Extracellular matrices (ECMs) mechanically support tissues of multicellular organisms. Barrier ECMs at the surface of animals act as a first line defense to many environmental stressors. ECM regulation of stress responsive gene expression remains poorly understood in animals but has the potential to influence development, aging, and clinically relevant conditions such as tissue fibrosis and tumorigenesis.

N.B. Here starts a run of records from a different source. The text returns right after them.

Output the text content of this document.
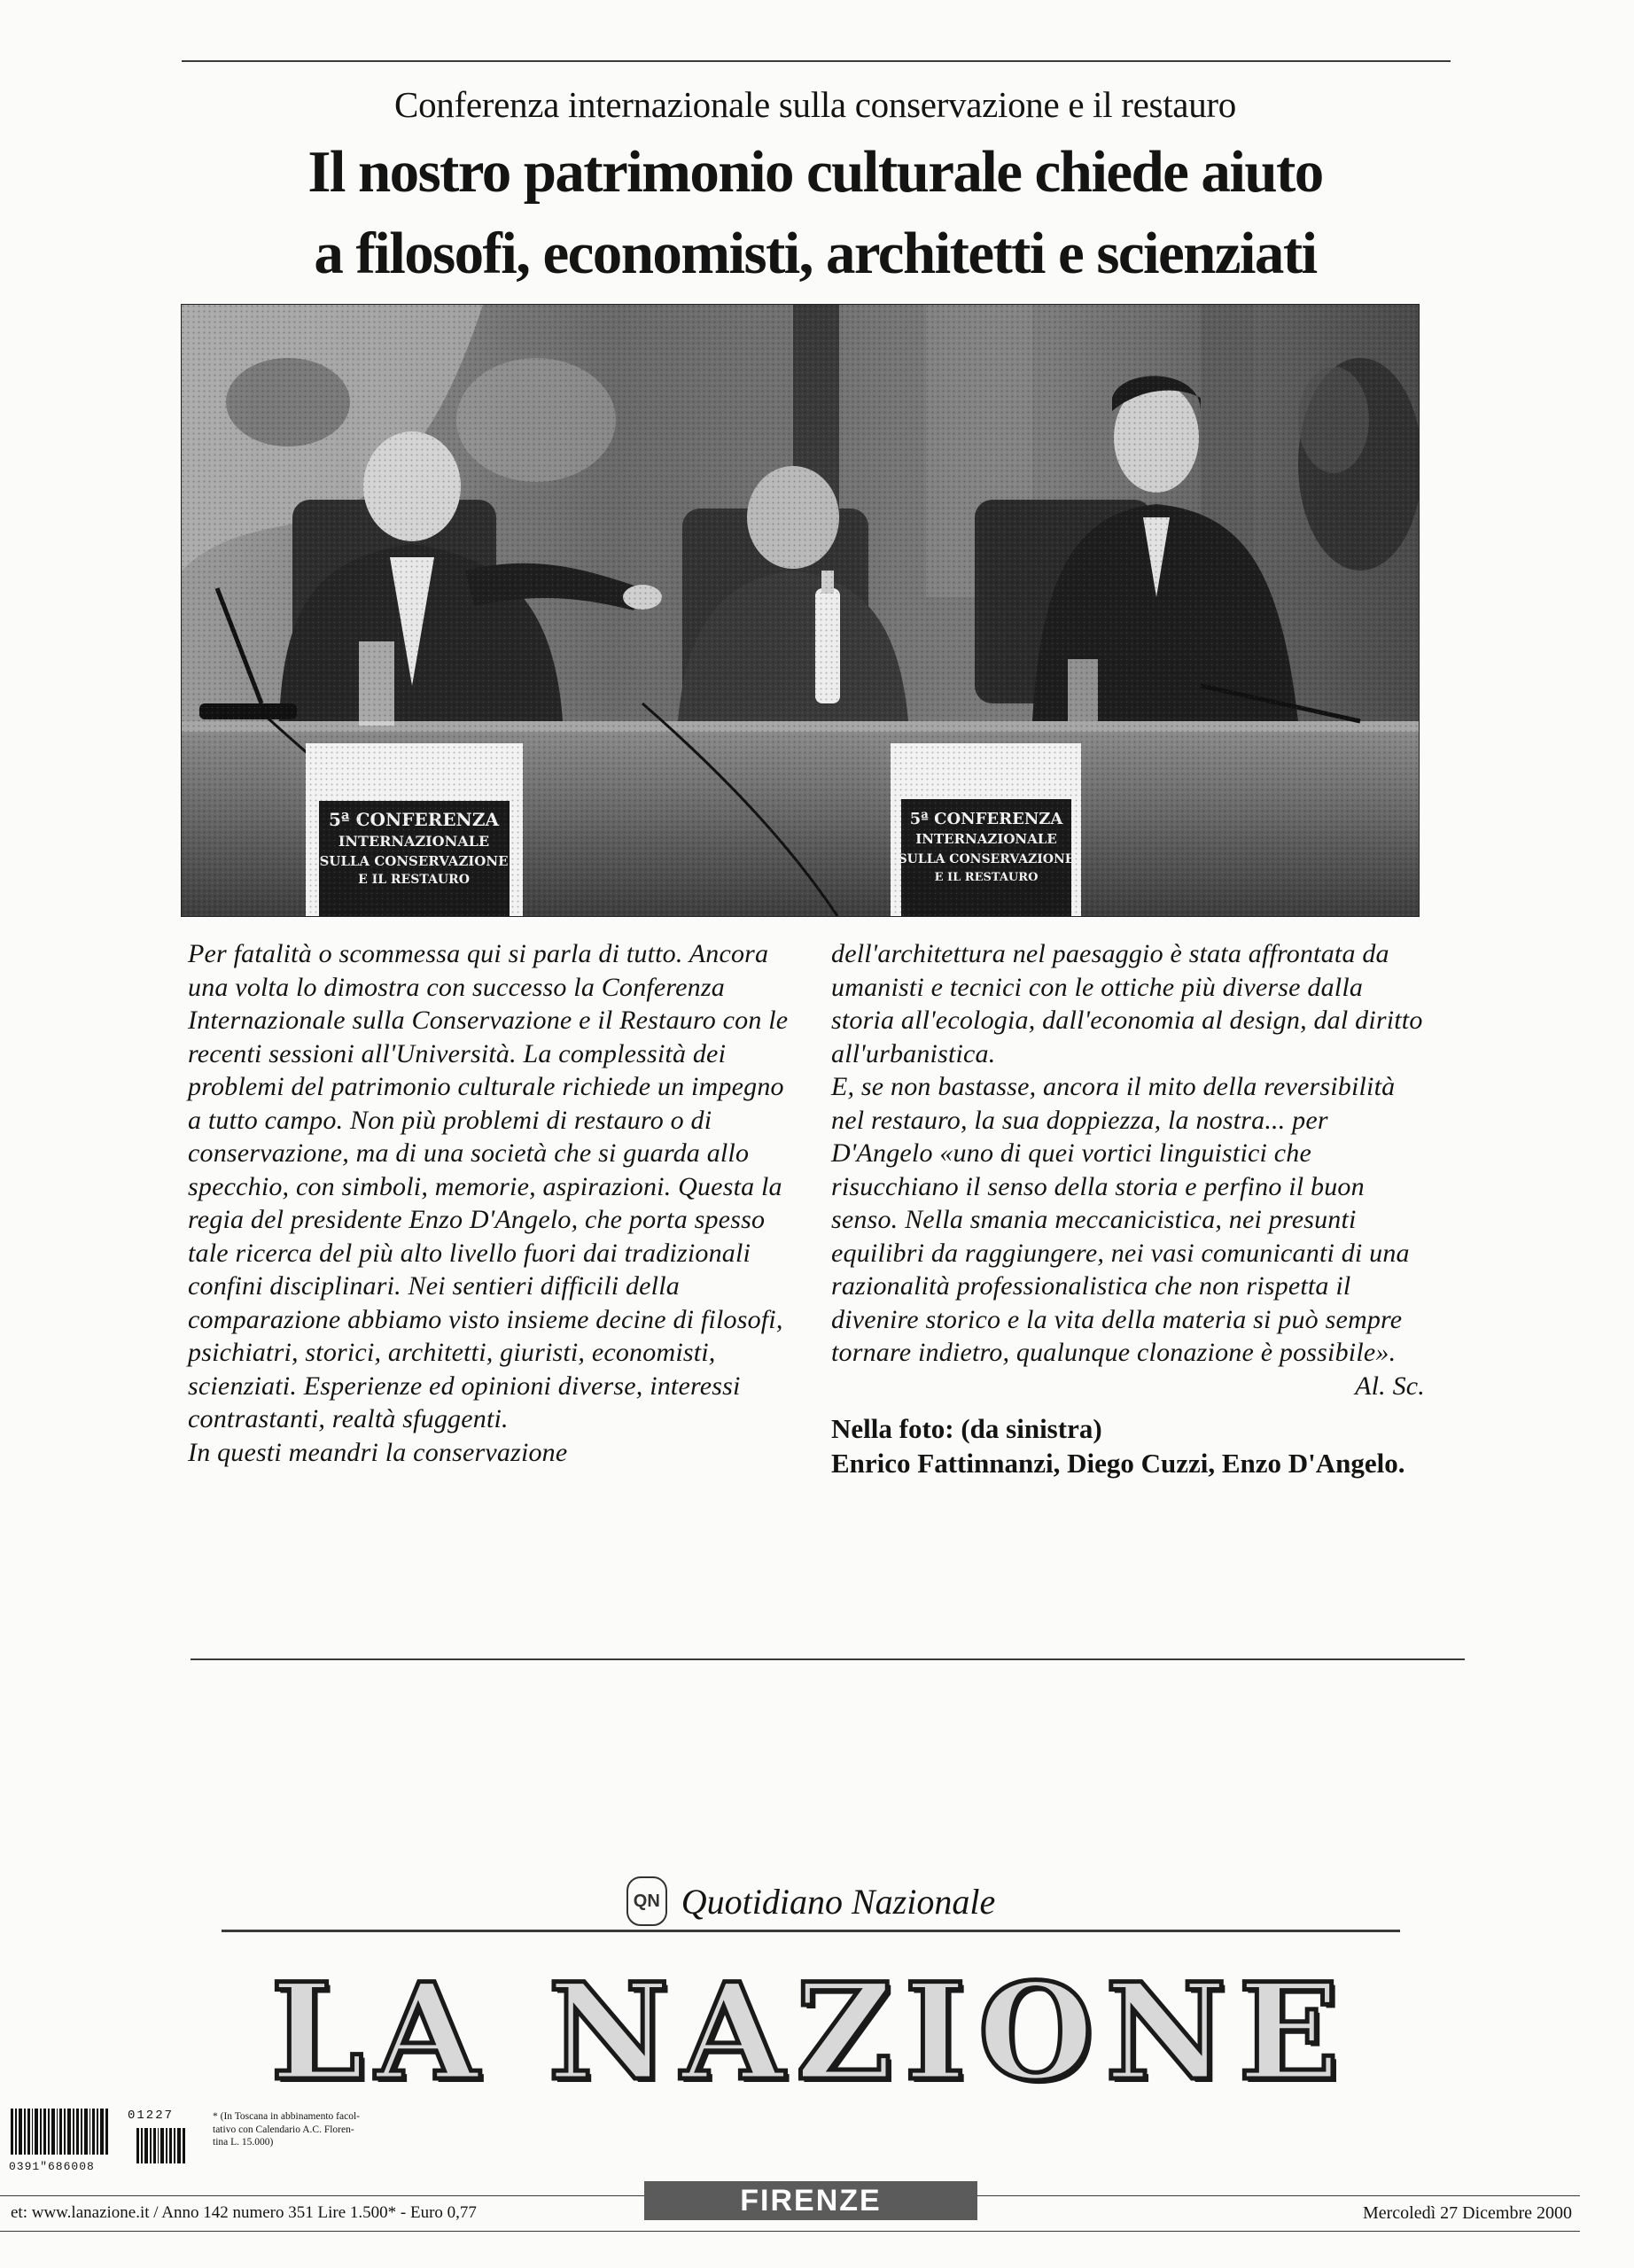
Conferenza internazionale sulla conservazione e il restauro
Il nostro patrimonio culturale chiede aiuto
a filosofi, economisti, architetti e scienziati

Per fatalità o scommessa qui si parla di tutto. Ancora una volta lo dimostra con successo la Conferenza Internazionale sulla Conservazione e il Restauro con le recenti sessioni all'Università. La complessità dei problemi del patrimonio culturale richiede un impegno a tutto campo. Non più problemi di restauro o di conservazione, ma di una società che si guarda allo specchio, con simboli, memorie, aspirazioni. Questa la regia del presidente Enzo D'Angelo, che porta spesso tale ricerca del più alto livello fuori dai tradizionali confini disciplinari. Nei sentieri difficili della comparazione abbiamo visto insieme decine di filosofi, psichiatri, storici, architetti, giuristi, economisti, scienziati. Esperienze ed opinioni diverse, interessi contrastanti, realtà sfuggenti.

In questi meandri la conservazione

dell'architettura nel paesaggio è stata affrontata da umanisti e tecnici con le ottiche più diverse dalla storia all'ecologia, dall'economia al design, dal diritto all'urbanistica.

E, se non bastasse, ancora il mito della reversibilità nel restauro, la sua doppiezza, la nostra... per D'Angelo «uno di quei vortici linguistici che risucchiano il senso della storia e perfino il buon senso. Nella smania meccanicistica, nei presunti equilibri da raggiungere, nei vasi comunicanti di una razionalità professionalistica che non rispetta il divenire storico e la vita della materia si può sempre tornare indietro, qualunque clonazione è possibile».

Al. Sc.

Nella foto: (da sinistra)
Enrico Fattinnanzi, Diego Cuzzi, Enzo D'Angelo.
QN Quotidiano Nazionale
LA NAZIONE
0391"686008
01227	* (In Toscana in abbinamento facol-
tativo con Calendario A.C. Floren-
tina L. 15.000)
et: www.lanazione.it / Anno 142 numero 351 Lire 1.500* - Euro 0,77	FIRENZE	Mercoledì 27 Dicembre 2000
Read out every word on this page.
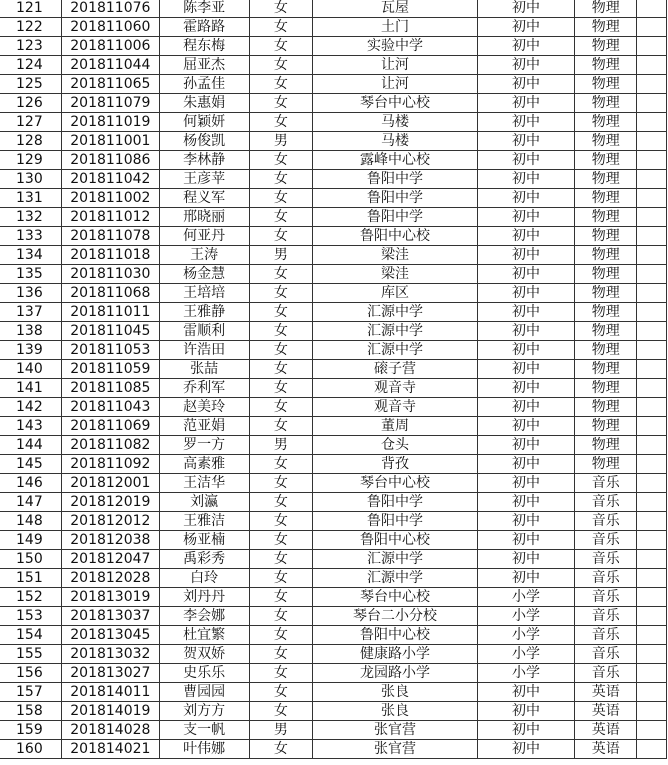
121	201811076	陈李亚	女	瓦屋	初中	物理	
122	201811060	霍路路	女	土门	初中	物理	
123	201811006	程东梅	女	实验中学	初中	物理	
124	201811044	屈亚杰	女	让河	初中	物理	
125	201811065	孙孟佳	女	让河	初中	物理	
126	201811079	朱惠娟	女	琴台中心校	初中	物理	
127	201811019	何颖妍	女	马楼	初中	物理	
128	201811001	杨俊凯	男	马楼	初中	物理	
129	201811086	李林静	女	露峰中心校	初中	物理	
130	201811042	王彦苹	女	鲁阳中学	初中	物理	
131	201811002	程义军	女	鲁阳中学	初中	物理	
132	201811012	邢晓丽	女	鲁阳中学	初中	物理	
133	201811078	何亚丹	女	鲁阳中心校	初中	物理	
134	201811018	王涛	男	梁洼	初中	物理	
135	201811030	杨金慧	女	梁洼	初中	物理	
136	201811068	王培培	女	库区	初中	物理	
137	201811011	王雅静	女	汇源中学	初中	物理	
138	201811045	雷顺利	女	汇源中学	初中	物理	
139	201811053	许浩田	女	汇源中学	初中	物理	
140	201811059	张喆	女	磙子营	初中	物理	
141	201811085	乔利军	女	观音寺	初中	物理	
142	201811043	赵美玲	女	观音寺	初中	物理	
143	201811069	范亚娟	女	董周	初中	物理	
144	201811082	罗一方	男	仓头	初中	物理	
145	201811092	高素雅	女	背孜	初中	物理	
146	201812001	王洁华	女	琴台中心校	初中	音乐	
147	201812019	刘瀛	女	鲁阳中学	初中	音乐	
148	201812012	王雅洁	女	鲁阳中学	初中	音乐	
149	201812038	杨亚楠	女	鲁阳中心校	初中	音乐	
150	201812047	禹彩秀	女	汇源中学	初中	音乐	
151	201812028	白玲	女	汇源中学	初中	音乐	
152	201813019	刘丹丹	女	琴台中心校	小学	音乐	
153	201813037	李会娜	女	琴台二小分校	小学	音乐	
154	201813045	杜宜繁	女	鲁阳中心校	小学	音乐	
155	201813032	贺双娇	女	健康路小学	小学	音乐	
156	201813027	史乐乐	女	龙园路小学	小学	音乐	
157	201814011	曹园园	女	张良	初中	英语	
158	201814019	刘方方	女	张良	初中	英语	
159	201814028	支一帆	男	张官营	初中	英语	
160	201814021	叶伟娜	女	张官营	初中	英语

We and others identified annular furrows in C. elegans, repeating circumferential bands of collagen in the cuticle, as an ECM structure required for regulation of stress responses. Genetic disruption of furrow collagen genes (
dpy-2, 3, 7, 8, 9, and 10) induces organic osmolyte, detoxification, and antimicrobial genes in the absence of environmental stress. Mutation or loss of four non-collagen proteins secreted from epidermal cells (OSR-1, OSM-7, OSM-8, and OSM-11) activates the same stress responses without obvious changes to the cuticle indicating that other extracellular proteins are involved. To identify downstream signaling mechanisms, we conducted an RNAi screen of protein kinases in
dpy-7 worms. Loss of
drl-1, Dietary Restriction-Like kinase, suppresses stress response gene expression and acute osmotic stress resistance in
dpy-7 and
dpy-10 worms. Loss of
drl-1 also suppresses the same phenotypes in
osm-7 and
osm-8 worms. Alternatively, loss of
drl-1 does not reduce stress response gene expression under basal conditions or during oxidative stress consistent with specificity to extracellular signals. DRL-1 has a kinase domain homologous to mammalian MEKK-3, which has been implicated in regulation of cell osmotic responses via
p38 MAPK. RNAi of
drl-1 was previously shown to increase fat metabolism and extend lifespan in C. elegans by a mechanism similar to dietary restriction. Genetic interaction analyses suggest that dietary restriction and
p38 MAPK have no effect or function parallel to DRL-1, respectively. Therefore, DRL-1 likely regulates stress responses downstream from the extracellular signals via a distinct mechanism. This work was supported by National Science Foundation grant IOS-1452948.